A friend of mine was just lamenting all the posts she sees online that make breeding out to be a simple affair. Things like “there is nothing hard about breeding birds as long as you know you have a male and female” and “breeders are just looking for easy money.” Make no mistake, it is incredibly difficult to make a living at this.
For many of us, this is not our day job. I bought my pet Goffin from a breeder friend of mine. Her day job was a custodian. Most of the breeding I’ve done was while going to school and working as a bank teller. I’ve always operated on the level of “my birds pay for themselves, and I have a little bit leftover to reinvest/upgrade.” My breeders pay for their own upkeep. They pay for the birds that don’t quite fit in as either a pet or a breeder, but still need a decent home. They pay for the retired birds and the special needs birds. They pay for the species that no one has ever heard of- sometimes endangered, sometimes not. Aviculture is a passion, not an easy way to make money. There is nothing easy about this.
This year in particular I’ve had so many chicks reach pipping and then become trapped. Some I’ve managed to assist and they’ve gone on to develop into beautiful, happy, healthy babies. Others have died trapped inside their eggshell prison. It’s heartbreaking to see them that close to the end and find them dead. You think, “if only I’d intervened sooner maybe it would have been okay.”
People say it would be wonderful if everyone stopped breeding. It would be a catastrophic loss, both in the level of expertise and the captive gene pool. I’ve been retired for 12 years. In just that short time span, all my own cockatiels have become too old to breed. I’ve seen species that were quite common in aviculture slowly drop off the map. Kakarikis- the species in my logo, the feisty little New Zealand birds that gave my aviary its name- have become even rarer than they were back when I began working with them. I can’t even find yellow fronted kakarikis that haven’t been hybridized with their red fronted cousins. I cringe when I see very rare species kept back from breeding programs by well-meaning rescues. I feel like Indiana Jones crying out “It belongs in a museum!” These birds need qualified people working with them.

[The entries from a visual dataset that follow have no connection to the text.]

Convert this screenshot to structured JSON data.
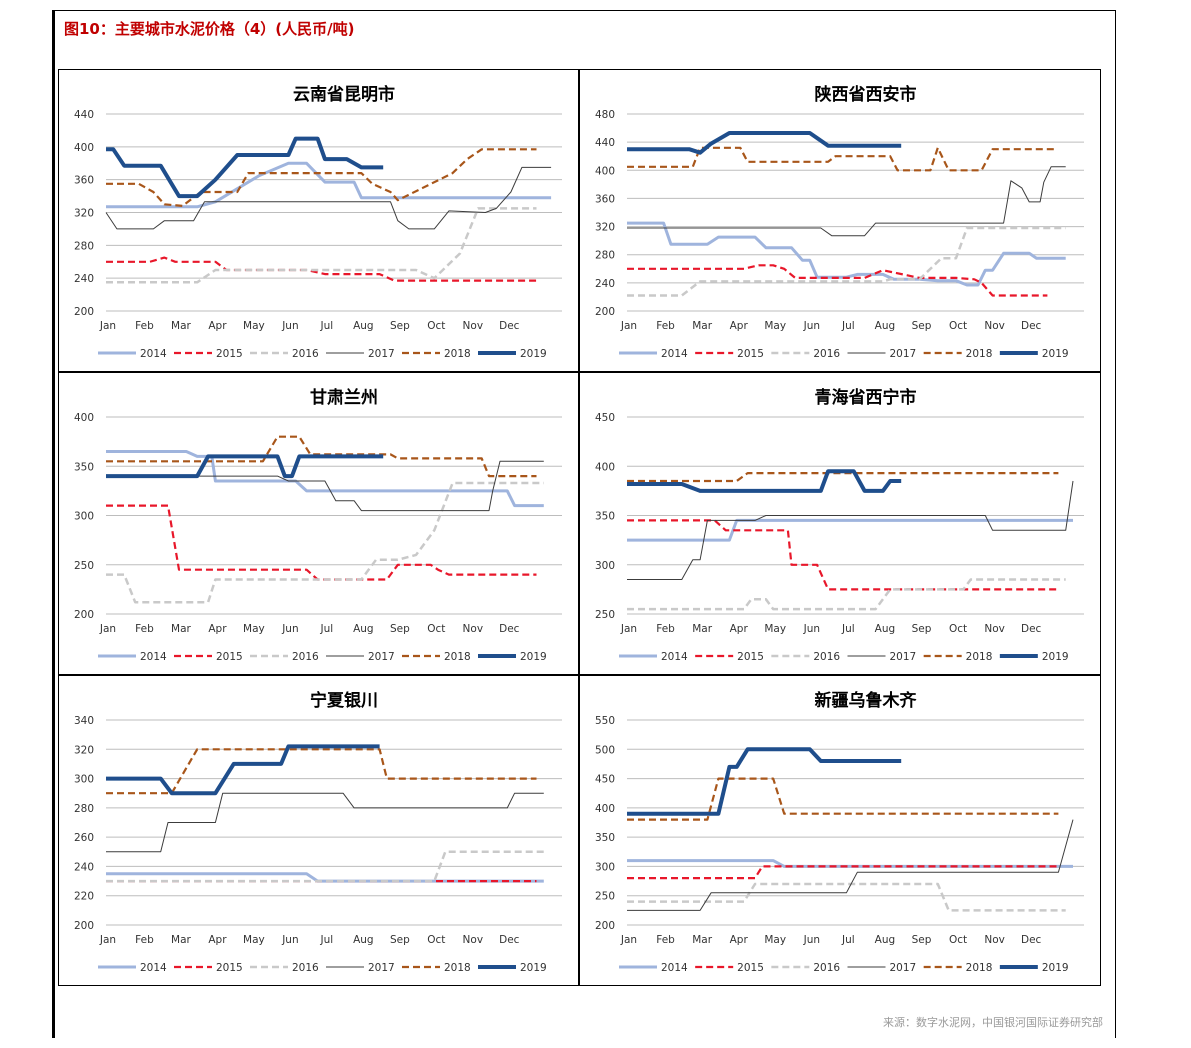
{
  "figure": {
    "title": "图10：主要城市水泥价格（4）(人民币/吨)",
    "source": "来源：数字水泥网，中国银河国际证券研究部"
  },
  "legend": [
    {
      "name": "2014",
      "color": "#9fb4dd",
      "dash": "solid",
      "width": 3
    },
    {
      "name": "2015",
      "color": "#e8172a",
      "dash": "dashed",
      "width": 2.2
    },
    {
      "name": "2016",
      "color": "#c9c9c9",
      "dash": "dashed",
      "width": 2.5
    },
    {
      "name": "2017",
      "color": "#3c3c3c",
      "dash": "solid",
      "width": 1
    },
    {
      "name": "2018",
      "color": "#a8561a",
      "dash": "dashed",
      "width": 2.2
    },
    {
      "name": "2019",
      "color": "#1f4e8c",
      "dash": "solid",
      "width": 4
    }
  ],
  "months": [
    "Jan",
    "Feb",
    "Mar",
    "Apr",
    "May",
    "Jun",
    "Jul",
    "Aug",
    "Sep",
    "Oct",
    "Nov",
    "Dec"
  ],
  "chart_data": [
    {
      "type": "line",
      "title": "云南省昆明市",
      "ylim": [
        200,
        440
      ],
      "yticks": [
        200,
        240,
        280,
        320,
        360,
        400,
        440
      ],
      "series": [
        {
          "name": "2014",
          "x": [
            0,
            2.5,
            3.0,
            4.2,
            5.0,
            5.5,
            6.0,
            6.8,
            7.0,
            8.0,
            12.2
          ],
          "values": [
            327,
            327,
            333,
            365,
            380,
            380,
            357,
            357,
            338,
            338,
            338
          ]
        },
        {
          "name": "2015",
          "x": [
            0,
            1.2,
            1.6,
            1.9,
            3.0,
            3.3,
            5.5,
            6.0,
            7.5,
            7.9,
            11.8
          ],
          "values": [
            260,
            260,
            265,
            260,
            260,
            250,
            250,
            245,
            245,
            237,
            237
          ]
        },
        {
          "name": "2016",
          "x": [
            0,
            2.5,
            3.0,
            8.5,
            9.0,
            9.7,
            10.2,
            11.0,
            11.8
          ],
          "values": [
            235,
            235,
            250,
            250,
            240,
            270,
            325,
            325,
            325
          ]
        },
        {
          "name": "2017",
          "x": [
            0,
            0.3,
            1.3,
            1.6,
            2.4,
            2.7,
            6.8,
            7.8,
            8.0,
            8.3,
            9.0,
            9.4,
            10.4,
            10.7,
            11.1,
            11.4,
            12.2
          ],
          "values": [
            320,
            300,
            300,
            310,
            310,
            333,
            333,
            333,
            310,
            300,
            300,
            322,
            320,
            325,
            345,
            375,
            375
          ]
        },
        {
          "name": "2018",
          "x": [
            0,
            0.9,
            1.3,
            1.6,
            2.1,
            2.6,
            3.6,
            3.9,
            7.0,
            7.3,
            7.8,
            8.0,
            9.5,
            9.9,
            10.3,
            11.8
          ],
          "values": [
            355,
            355,
            345,
            330,
            328,
            345,
            345,
            368,
            368,
            355,
            345,
            335,
            368,
            385,
            397,
            397
          ]
        },
        {
          "name": "2019",
          "x": [
            0,
            0.2,
            0.5,
            1.5,
            2.0,
            2.5,
            3.0,
            3.6,
            3.9,
            5.0,
            5.2,
            5.8,
            6.0,
            6.6,
            7.0,
            7.6
          ],
          "values": [
            397,
            397,
            377,
            377,
            340,
            340,
            360,
            390,
            390,
            390,
            410,
            410,
            385,
            385,
            375,
            375
          ]
        }
      ]
    },
    {
      "type": "line",
      "title": "陕西省西安市",
      "ylim": [
        200,
        480
      ],
      "yticks": [
        200,
        240,
        280,
        320,
        360,
        400,
        440,
        480
      ],
      "series": [
        {
          "name": "2014",
          "x": [
            0,
            1.0,
            1.2,
            2.2,
            2.5,
            3.5,
            3.8,
            4.5,
            4.8,
            5.0,
            5.2,
            6.0,
            6.3,
            7.0,
            7.3,
            8.0,
            8.5,
            9.0,
            9.3,
            9.6,
            9.8,
            10.0,
            10.3,
            11.0,
            11.2,
            12.0
          ],
          "values": [
            325,
            325,
            295,
            295,
            305,
            305,
            290,
            290,
            272,
            272,
            248,
            248,
            252,
            252,
            245,
            245,
            243,
            243,
            237,
            237,
            258,
            258,
            282,
            282,
            275,
            275
          ]
        },
        {
          "name": "2015",
          "x": [
            0,
            3.2,
            3.6,
            4.0,
            4.3,
            4.6,
            6.5,
            7.0,
            8.0,
            9.0,
            9.5,
            9.7,
            10.0,
            11.5
          ],
          "values": [
            260,
            260,
            265,
            265,
            260,
            247,
            247,
            258,
            247,
            247,
            245,
            240,
            222,
            222
          ]
        },
        {
          "name": "2016",
          "x": [
            0,
            1.5,
            2.0,
            7.0,
            7.2,
            8.0,
            8.6,
            9.0,
            9.3,
            10.0,
            12.0
          ],
          "values": [
            222,
            222,
            242,
            242,
            245,
            245,
            275,
            275,
            318,
            318,
            318
          ]
        },
        {
          "name": "2017",
          "x": [
            0,
            5.3,
            5.6,
            6.5,
            6.8,
            10.3,
            10.5,
            10.8,
            11.0,
            11.3,
            11.4,
            11.6,
            12.0
          ],
          "values": [
            318,
            318,
            307,
            307,
            325,
            325,
            385,
            375,
            355,
            355,
            383,
            405,
            405
          ]
        },
        {
          "name": "2018",
          "x": [
            0,
            1.8,
            2.0,
            3.1,
            3.3,
            5.5,
            5.7,
            7.2,
            7.4,
            8.3,
            8.5,
            8.8,
            9.0,
            9.7,
            10.0,
            11.7
          ],
          "values": [
            405,
            405,
            432,
            432,
            412,
            412,
            420,
            420,
            400,
            400,
            432,
            400,
            400,
            400,
            430,
            430
          ]
        },
        {
          "name": "2019",
          "x": [
            0,
            1.7,
            2.0,
            2.3,
            2.8,
            5.0,
            5.5,
            7.5
          ],
          "values": [
            430,
            430,
            425,
            438,
            453,
            453,
            435,
            435
          ]
        }
      ]
    },
    {
      "type": "line",
      "title": "甘肃兰州",
      "ylim": [
        200,
        400
      ],
      "yticks": [
        200,
        250,
        300,
        350,
        400
      ],
      "series": [
        {
          "name": "2014",
          "x": [
            0,
            2.2,
            2.5,
            2.9,
            3.0,
            5.2,
            5.5,
            11.0,
            11.2,
            12.0
          ],
          "values": [
            365,
            365,
            360,
            360,
            335,
            335,
            325,
            325,
            310,
            310
          ]
        },
        {
          "name": "2015",
          "x": [
            0,
            1.7,
            2.0,
            5.5,
            5.8,
            7.7,
            8.0,
            8.9,
            9.1,
            9.4,
            9.7,
            11.8
          ],
          "values": [
            310,
            310,
            245,
            245,
            235,
            235,
            250,
            250,
            245,
            240,
            240,
            240
          ]
        },
        {
          "name": "2016",
          "x": [
            0,
            0.5,
            0.8,
            2.8,
            3.0,
            7.0,
            7.4,
            8.0,
            8.5,
            9.0,
            9.5,
            10.0,
            12.0
          ],
          "values": [
            240,
            240,
            212,
            212,
            235,
            235,
            255,
            255,
            260,
            285,
            333,
            333,
            333
          ]
        },
        {
          "name": "2017",
          "x": [
            0,
            4.7,
            5.0,
            6.0,
            6.3,
            6.8,
            7.0,
            10.5,
            10.6,
            10.8,
            12.0
          ],
          "values": [
            340,
            340,
            335,
            335,
            315,
            315,
            305,
            305,
            325,
            355,
            355
          ]
        },
        {
          "name": "2018",
          "x": [
            0,
            4.3,
            4.7,
            5.3,
            5.6,
            7.8,
            8.0,
            10.3,
            10.5,
            11.8
          ],
          "values": [
            355,
            355,
            380,
            380,
            362,
            362,
            358,
            358,
            340,
            340
          ]
        },
        {
          "name": "2019",
          "x": [
            0,
            2.5,
            2.8,
            4.7,
            4.9,
            5.1,
            5.3,
            7.6
          ],
          "values": [
            340,
            340,
            360,
            360,
            340,
            340,
            360,
            360
          ]
        }
      ]
    },
    {
      "type": "line",
      "title": "青海省西宁市",
      "ylim": [
        250,
        450
      ],
      "yticks": [
        250,
        300,
        350,
        400,
        450
      ],
      "series": [
        {
          "name": "2014",
          "x": [
            0,
            2.8,
            3.0,
            12.2
          ],
          "values": [
            325,
            325,
            345,
            345
          ]
        },
        {
          "name": "2015",
          "x": [
            0,
            2.4,
            2.7,
            4.4,
            4.5,
            5.2,
            5.5,
            11.8
          ],
          "values": [
            345,
            345,
            335,
            335,
            300,
            300,
            275,
            275
          ]
        },
        {
          "name": "2016",
          "x": [
            0,
            3.2,
            3.4,
            3.8,
            4.0,
            6.8,
            7.2,
            9.2,
            9.4,
            12.0
          ],
          "values": [
            255,
            255,
            265,
            265,
            255,
            255,
            275,
            275,
            285,
            285
          ]
        },
        {
          "name": "2017",
          "x": [
            0,
            1.5,
            1.8,
            2.0,
            2.2,
            2.5,
            3.5,
            3.8,
            9.8,
            10.0,
            12.0,
            12.2
          ],
          "values": [
            285,
            285,
            305,
            305,
            345,
            345,
            345,
            350,
            350,
            335,
            335,
            385
          ]
        },
        {
          "name": "2018",
          "x": [
            0,
            3.0,
            3.3,
            11.8
          ],
          "values": [
            385,
            385,
            393,
            393
          ]
        },
        {
          "name": "2019",
          "x": [
            0,
            1.5,
            2.0,
            5.3,
            5.5,
            6.2,
            6.5,
            7.0,
            7.2,
            7.5
          ],
          "values": [
            382,
            382,
            375,
            375,
            395,
            395,
            375,
            375,
            385,
            385
          ]
        }
      ]
    },
    {
      "type": "line",
      "title": "宁夏银川",
      "ylim": [
        200,
        340
      ],
      "yticks": [
        200,
        220,
        240,
        260,
        280,
        300,
        320,
        340
      ],
      "series": [
        {
          "name": "2014",
          "x": [
            0,
            5.5,
            5.8,
            12.0
          ],
          "values": [
            235,
            235,
            230,
            230
          ]
        },
        {
          "name": "2015",
          "x": [
            0,
            11.8
          ],
          "values": [
            230,
            230
          ]
        },
        {
          "name": "2016",
          "x": [
            0,
            9.0,
            9.3,
            12.0
          ],
          "values": [
            230,
            230,
            250,
            250
          ]
        },
        {
          "name": "2017",
          "x": [
            0,
            1.5,
            1.7,
            3.0,
            3.2,
            6.5,
            6.8,
            11.0,
            11.2,
            12.0
          ],
          "values": [
            250,
            250,
            270,
            270,
            290,
            290,
            280,
            280,
            290,
            290
          ]
        },
        {
          "name": "2018",
          "x": [
            0,
            1.5,
            1.8,
            2.5,
            2.7,
            7.5,
            7.7,
            11.8
          ],
          "values": [
            290,
            290,
            290,
            320,
            320,
            320,
            300,
            300
          ]
        },
        {
          "name": "2019",
          "x": [
            0,
            1.5,
            1.8,
            3.0,
            3.5,
            4.8,
            5.0,
            7.5
          ],
          "values": [
            300,
            300,
            290,
            290,
            310,
            310,
            322,
            322
          ]
        }
      ]
    },
    {
      "type": "line",
      "title": "新疆乌鲁木齐",
      "ylim": [
        200,
        550
      ],
      "yticks": [
        200,
        250,
        300,
        350,
        400,
        450,
        500,
        550
      ],
      "series": [
        {
          "name": "2014",
          "x": [
            0,
            4.0,
            4.3,
            12.2
          ],
          "values": [
            310,
            310,
            300,
            300
          ]
        },
        {
          "name": "2015",
          "x": [
            0,
            3.5,
            3.7,
            11.8
          ],
          "values": [
            280,
            280,
            300,
            300
          ]
        },
        {
          "name": "2016",
          "x": [
            0,
            3.2,
            3.5,
            8.5,
            8.8,
            12.0
          ],
          "values": [
            240,
            240,
            270,
            270,
            225,
            225
          ]
        },
        {
          "name": "2017",
          "x": [
            0,
            2.0,
            2.3,
            6.0,
            6.3,
            11.8,
            12.2
          ],
          "values": [
            225,
            225,
            255,
            255,
            290,
            290,
            380
          ]
        },
        {
          "name": "2018",
          "x": [
            0,
            2.2,
            2.5,
            4.0,
            4.3,
            11.8
          ],
          "values": [
            380,
            380,
            450,
            450,
            390,
            390
          ]
        },
        {
          "name": "2019",
          "x": [
            0,
            2.5,
            2.8,
            3.0,
            3.3,
            5.0,
            5.3,
            7.5
          ],
          "values": [
            390,
            390,
            470,
            470,
            500,
            500,
            480,
            480
          ]
        }
      ]
    }
  ]
}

When you see a bird for sale, think of how much work went in to get to that point- pairs that may not have worked out, years of waiting for birds to mature, infertile clutches, dead chicks, disease testing, all the costs associated with keeping live animals (housing, feeding, veterinary care), the learning curve (both for the breeder and the birds- chicks, like human babies, don’t come with instruction manuals!), and TIME. Are you willing to feed a chick every 2 hours around the clock? Because I am. It takes a toll you.
Aviculture needs us all working together- pet owners, breeders, veterinarians, rescues, behaviorists. We each bring something to the table. When one group doesn’t take the time to understand or listen to the others, the birds are the ones who lose.